Eustace drew his pistol. “Ready?”

“Are you fucking kidding me?”

They pushed through. Several things hit Eustace’s senses in close order. The first thing was the stench—a miasma of rot so gaggingly awful that Eustace would have lost his lunch on the spot if he’d actually bothered to eat. To this was added a sound, a dense vibrato that stroked the air like the humming of an engine. In the center of the room was a large, dark mass. Its edges appeared to be moving. As Eustace stepped forward, flies exploded from the corpses.

They were dogs.

As he raised his pistol he heard Fry yell, but that was as far as he got before a heavy weight crashed into him from above and knocked him to the floor. All those people gone; he should have seen this coming. He tried to crawl away, but something awful was occurring inside him. A kind of…swirling. So this was how it was going to be. He reached for his gun to shoot himself but his holster was empty of course, and then his hands went numb and watery, followed by the rest of him. Eustace was plunging. The swirling was a whirlpool in his head and he was being sucked down into it, down and down and down. Nina, Simon. My beloveds, I promise I will never forget you.

But that was exactly what happened.

* * *

46

It was nearly nine o’clock when Sister Peg walked Sara out.

“Thank you for coming,” the old woman said. “It always means so much.”

A hundred and sixteen children, from the tiniest babies to young adolescents; it had taken Sara two full days to examine them all. The orphanage was a duty she could have let go of long ago. Certainly Sister Peg would have understood. Yet Sara had never been able to bring herself to do this. When a child got sick in the night, or was down with a fever, or had leapt from a swing and landed wrong, it was Sara who answered the call. Sister Peg always greeted her with a smile that said she hadn’t doubted for a second who would be gracing her door. How would the world get on without us?

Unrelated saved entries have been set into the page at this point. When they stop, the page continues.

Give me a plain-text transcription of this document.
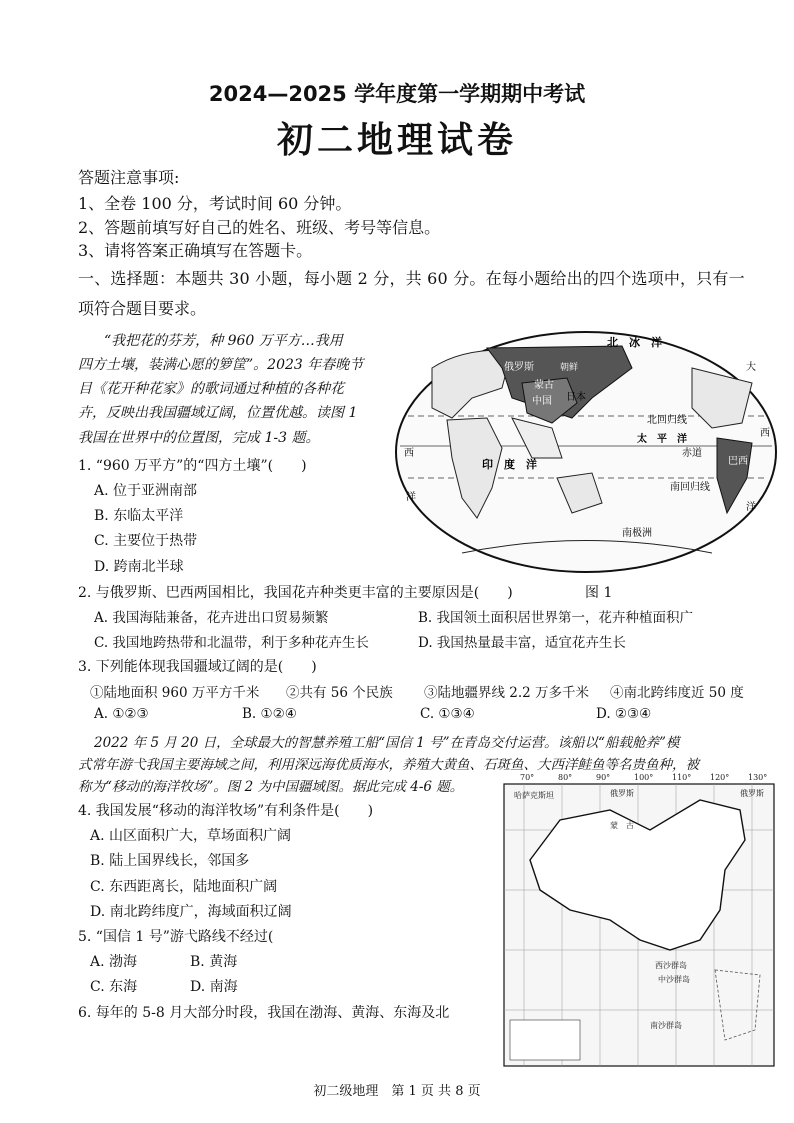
2024—2025 学年度第一学期期中考试
初二地理试卷
答题注意事项:
1、全卷 100 分，考试时间 60 分钟。
2、答题前填写好自己的姓名、班级、考号等信息。
3、请将答案正确填写在答题卡。
一、选择题：本题共 30 小题，每小题 2 分，共 60 分。在每小题给出的四个选项中，只有一
项符合题目要求。
“我把花的芬芳，种 960 万平方…我用
四方土壤，装满心愿的箩筐”。2023 年春晚节
目《花开种花家》的歌词通过种植的各种花
卉，反映出我国疆域辽阔，位置优越。读图 1
我国在世界中的位置图，完成 1-3 题。
1. “960 万平方”的“四方土壤”(　　)
A. 位于亚洲南部
B. 东临太平洋
C. 主要位于热带
D. 跨南北半球
北　冰　洋
俄罗斯	朝鲜
蒙古
中国 日本
北回归线
太　平　洋
赤道
巴西
印　度　洋
南回归线
南极洲
西
西
大
洋
洋
2. 与俄罗斯、巴西两国相比，我国花卉种类更丰富的主要原因是(　　)	图 1
A. 我国海陆兼备，花卉进出口贸易频繁	B. 我国领土面积居世界第一，花卉种植面积广
C. 我国地跨热带和北温带，利于多种花卉生长	D. 我国热量最丰富，适宜花卉生长
3. 下列能体现我国疆域辽阔的是(　　)
①陆地面积 960 万平方千米 ②共有 56 个民族 ③陆地疆界线 2.2 万多千米 ④南北跨纬度近 50 度
A. ①②③	B. ①②④	C. ①③④	D. ②③④
2022 年 5 月 20 日，全球最大的智慧养殖工船“国信 1 号”在青岛交付运营。该船以“船载舱养”模
式常年游弋我国主要海域之间，利用深远海优质海水，养殖大黄鱼、石斑鱼、大西洋鲑鱼等名贵鱼种，被
称为“移动的海洋牧场”。图 2 为中国疆域图。据此完成 4-6 题。
70°	80°	90°	100° 110° 120° 130°
哈萨克斯坦	俄罗斯
蒙　古
俄罗斯
西沙群岛
中沙群岛
南沙群岛
4. 我国发展“移动的海洋牧场”有利条件是(　　)
A. 山区面积广大，草场面积广阔
B. 陆上国界线长，邻国多
C. 东西距离长，陆地面积广阔
D. 南北跨纬度广，海域面积辽阔
5. “国信 1 号”游弋路线不经过(
A. 渤海	B. 黄海
C. 东海	D. 南海
6. 每年的 5-8 月大部分时段，我国在渤海、黄海、东海及北
初二级地理　第 1 页 共 8 页
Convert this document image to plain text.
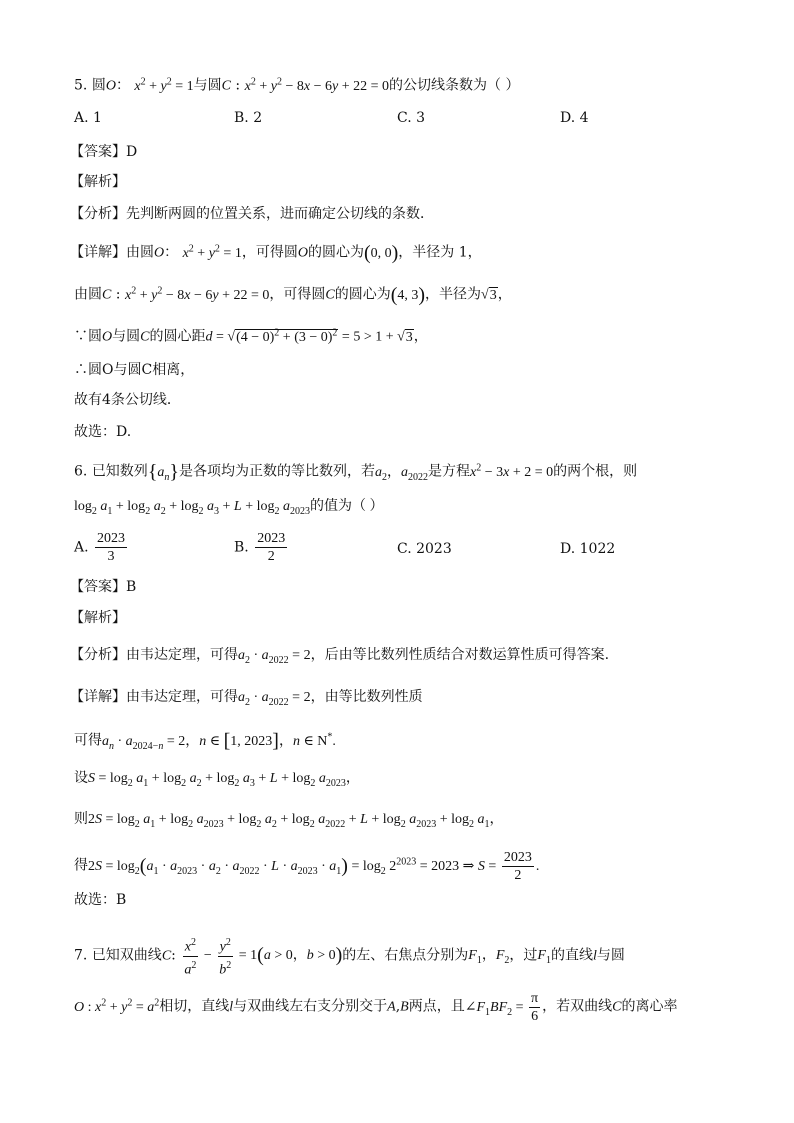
5. 圆O： $x^2 + y^2 = 1$与圆C : $x^2 + y^2 - 8x - 6y + 22 = 0$的公切线条数为（ ）
A. 1	B. 2	C. 3	D. 4
【答案】D
【解析】
【分析】先判断两圆的位置关系，进而确定公切线的条数．
【详解】由圆O： $x^2 + y^2 = 1$，可得圆O的圆心为(0, 0)，半径为 1，
由圆C : $x^2 + y^2 - 8x - 6y + 22 = 0$，可得圆C的圆心为(4, 3)，半径为√3，
∵圆O与圆C的圆心距$d = √(4 - 0)^2 + (3 - 0)^2 = 5 > 1 + √3$，
∴圆O与圆C相离，
故有4条公切线．
故选：D.
6. 已知数列$\{a_n\}$是各项均为正数的等比数列，若$a_2$，$a_{2022}$是方程$x^2 - 3x + 2 = 0$的两个根，则
$\log_2 a_1 + \log_2 a_2 + \log_2 a_3 + L + \log_2 a_{2023}$的值为（ ）
A. $\frac{2023}{3}$	B. $\frac{2023}{2}$	C. 2023	D. 1022
【答案】B
【解析】
【分析】由韦达定理，可得$a_2 \cdot a_{2022} = 2$，后由等比数列性质结合对数运算性质可得答案.
【详解】由韦达定理，可得$a_2 \cdot a_{2022} = 2$，由等比数列性质
可得$a_n \cdot a_{2024-n} = 2$，n ∈ [1, 2023]，n ∈ N*.
设$S = \log_2 a_1 + \log_2 a_2 + \log_2 a_3 + L + \log_2 a_{2023}$，
则$2S = \log_2 a_1 + \log_2 a_{2023} + \log_2 a_2 + \log_2 a_{2022} + L + \log_2 a_{2023} + \log_2 a_1$，
得$2S = \log_2(a_1 \cdot a_{2023} \cdot a_2 \cdot a_{2022} \cdot L \cdot a_{2023} \cdot a_1) = \log_2 2^{2023} = 2023$ ⇒ $S = \frac{2023}{2}$ .
故选：B
7. 已知双曲线C: $\frac{x^2}{a^2} - \frac{y^2}{b^2} = 1(a > 0$，b > 0)的左、右焦点分别为$F_1$，$F_2$，过$F_1$的直线l与圆
O : $x^2 + y^2 = a^2$相切，直线l与双曲线左右支分别交于A,B两点，且$\angle F_1BF_2 = \frac{\pi}{6}$ ，若双曲线C的离心率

Sara figured that Sister Peg had to be eighty by now. How the old woman continued to manage the place, its barely contained chaos, was a miracle. She had softened somewhat with the years. She spoke sentimentally of the children, both those in her care and the ones who had moved on; she kept track of their lives, how they made their ways in the world, and whom they married and their children if they had them, the way any mother would do. Though Sara knew the woman would never say as much, they were her family, no less than Hollis and Kate and Pim were Sara’s; they belonged to Sister Peg, and she to them.

“It’s no trouble, Sister. I’m glad to do it.”

“What do you hear from Kate?”

Sister Peg was one of the few people who knew the story.

“Nothing so far, but I didn’t expect to. The mail is so slow.”